This month Amy Boucher Pye is reading…


All That is Secret
Patricia Raybon
(Tyndale, ISBN 978-1496458384)

When I heard that nonfiction writer Patricia Raybon had turned her hand to fiction, I thought I’d better reserve judgement until I read her new novel. After all, writing fiction is a different animal to nonfiction. But I’ve loved some of Patricia’s earlier books – My First White Friend: Confessions in Race, Love and Forgiveness (Penguin) still aches with immediacy and power 15 years later and her memoir with her daughter, Undivided: A Muslim Daughter, A Christian Mother, Their Path to Peace (Thomas Nelson), gives a window into tough issues of faith in a setting of love. As I settled down to read All That is Secret, I knew from the start that I needn’t have worried. I found it a fine story with many interweaving threads – a suspenseful mystery, the interesting character development of the protagonist, the role of faith, and how an insidious issue of the times, which is still prevalent, exerts its evil influence.

The novel is set in the 1920s, when Annalee Spain decides it’s time to leave her prized position of being a ‘Coloured Professor’ at a Chicago Bible college so that she can have a go at solving the mystery of why her father died on a train heading to Denver, the town where he lived and where she grew up. The story unfolds when she meets a young white orphan on the train to Denver who saves her life. Clearly those who killed her father were out to get her too.

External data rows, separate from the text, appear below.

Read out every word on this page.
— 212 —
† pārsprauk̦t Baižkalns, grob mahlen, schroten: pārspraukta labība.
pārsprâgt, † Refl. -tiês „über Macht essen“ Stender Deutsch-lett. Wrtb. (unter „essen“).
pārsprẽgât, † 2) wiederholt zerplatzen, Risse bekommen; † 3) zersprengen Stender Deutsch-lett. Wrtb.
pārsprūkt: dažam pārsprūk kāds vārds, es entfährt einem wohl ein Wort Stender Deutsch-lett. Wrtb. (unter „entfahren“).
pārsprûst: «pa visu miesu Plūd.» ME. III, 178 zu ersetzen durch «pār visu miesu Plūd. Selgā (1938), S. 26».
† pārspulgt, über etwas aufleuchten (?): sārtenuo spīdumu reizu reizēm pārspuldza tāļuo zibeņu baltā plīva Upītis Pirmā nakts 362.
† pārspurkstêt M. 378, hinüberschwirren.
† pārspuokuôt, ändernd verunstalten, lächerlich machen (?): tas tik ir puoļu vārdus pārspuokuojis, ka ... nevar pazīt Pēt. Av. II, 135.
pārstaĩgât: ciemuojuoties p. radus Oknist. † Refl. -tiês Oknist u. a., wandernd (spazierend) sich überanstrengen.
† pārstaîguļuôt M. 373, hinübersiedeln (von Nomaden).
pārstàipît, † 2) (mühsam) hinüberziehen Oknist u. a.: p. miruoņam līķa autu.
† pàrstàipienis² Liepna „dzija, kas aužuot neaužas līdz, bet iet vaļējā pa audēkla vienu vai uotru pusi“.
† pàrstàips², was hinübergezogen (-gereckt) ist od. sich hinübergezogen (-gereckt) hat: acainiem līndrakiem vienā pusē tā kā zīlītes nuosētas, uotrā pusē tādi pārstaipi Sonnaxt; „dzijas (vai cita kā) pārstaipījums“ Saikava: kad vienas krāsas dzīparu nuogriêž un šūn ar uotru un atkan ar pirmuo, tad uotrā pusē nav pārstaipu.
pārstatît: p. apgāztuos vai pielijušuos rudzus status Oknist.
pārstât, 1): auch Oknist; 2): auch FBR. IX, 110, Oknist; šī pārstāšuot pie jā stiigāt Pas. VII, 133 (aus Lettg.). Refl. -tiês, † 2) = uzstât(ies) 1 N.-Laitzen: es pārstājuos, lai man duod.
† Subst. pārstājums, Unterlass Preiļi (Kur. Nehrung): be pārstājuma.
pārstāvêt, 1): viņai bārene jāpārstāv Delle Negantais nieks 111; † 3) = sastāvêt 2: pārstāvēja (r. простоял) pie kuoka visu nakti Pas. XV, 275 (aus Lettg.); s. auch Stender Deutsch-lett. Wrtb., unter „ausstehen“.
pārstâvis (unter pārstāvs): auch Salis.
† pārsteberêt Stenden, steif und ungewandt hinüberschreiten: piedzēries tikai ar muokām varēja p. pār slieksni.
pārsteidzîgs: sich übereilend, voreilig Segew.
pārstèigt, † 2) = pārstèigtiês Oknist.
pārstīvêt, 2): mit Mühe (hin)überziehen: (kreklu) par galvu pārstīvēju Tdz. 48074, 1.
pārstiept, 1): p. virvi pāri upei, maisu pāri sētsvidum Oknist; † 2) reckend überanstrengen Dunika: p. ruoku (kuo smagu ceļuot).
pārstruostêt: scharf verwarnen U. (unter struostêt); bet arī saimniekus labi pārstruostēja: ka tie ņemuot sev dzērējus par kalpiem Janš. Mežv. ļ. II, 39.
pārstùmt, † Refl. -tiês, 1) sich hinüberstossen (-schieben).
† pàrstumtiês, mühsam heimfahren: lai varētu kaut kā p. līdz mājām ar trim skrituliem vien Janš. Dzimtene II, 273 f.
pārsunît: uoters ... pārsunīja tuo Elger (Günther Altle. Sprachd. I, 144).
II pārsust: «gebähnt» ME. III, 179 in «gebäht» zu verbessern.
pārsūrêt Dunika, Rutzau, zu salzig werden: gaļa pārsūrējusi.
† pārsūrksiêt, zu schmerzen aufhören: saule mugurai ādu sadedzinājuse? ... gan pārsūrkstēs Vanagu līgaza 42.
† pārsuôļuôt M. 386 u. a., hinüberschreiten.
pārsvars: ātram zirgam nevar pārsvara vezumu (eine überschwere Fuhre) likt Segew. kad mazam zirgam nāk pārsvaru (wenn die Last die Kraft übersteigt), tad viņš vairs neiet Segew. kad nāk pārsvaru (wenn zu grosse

I so enjoyed this gentle murder mystery with the willing but at times timid protagonist. Annalee is a plucky sleuth who, fuelled by love, sets about solving the mystery – she won’t be deterred by the expectations of the day, such as what’s ‘proper’ for a woman and what’s not. She embarks on her journey loving God but feeling battered and bruised after the death of her beloved (but broken) father. How she learns to trust God again while searching for the answers to her questions unfolds in an authentic and delightful way. A real highlight of the novel is this rich and deep vein of faith – it’s integral to the story rather than being tacked on.

Annalee encounters the ugliness of racism not only in its overt forms – this was the time of the KKK – but also its more insidious ways, such as how she was nearly excluded from training to be a professor of theology or the many everyday slights she encountered.

A novel to read and ponder, considering how many of the issues remain today, a hundred years later, both in the States and here in the UK. Enjoy the gentle love story as well!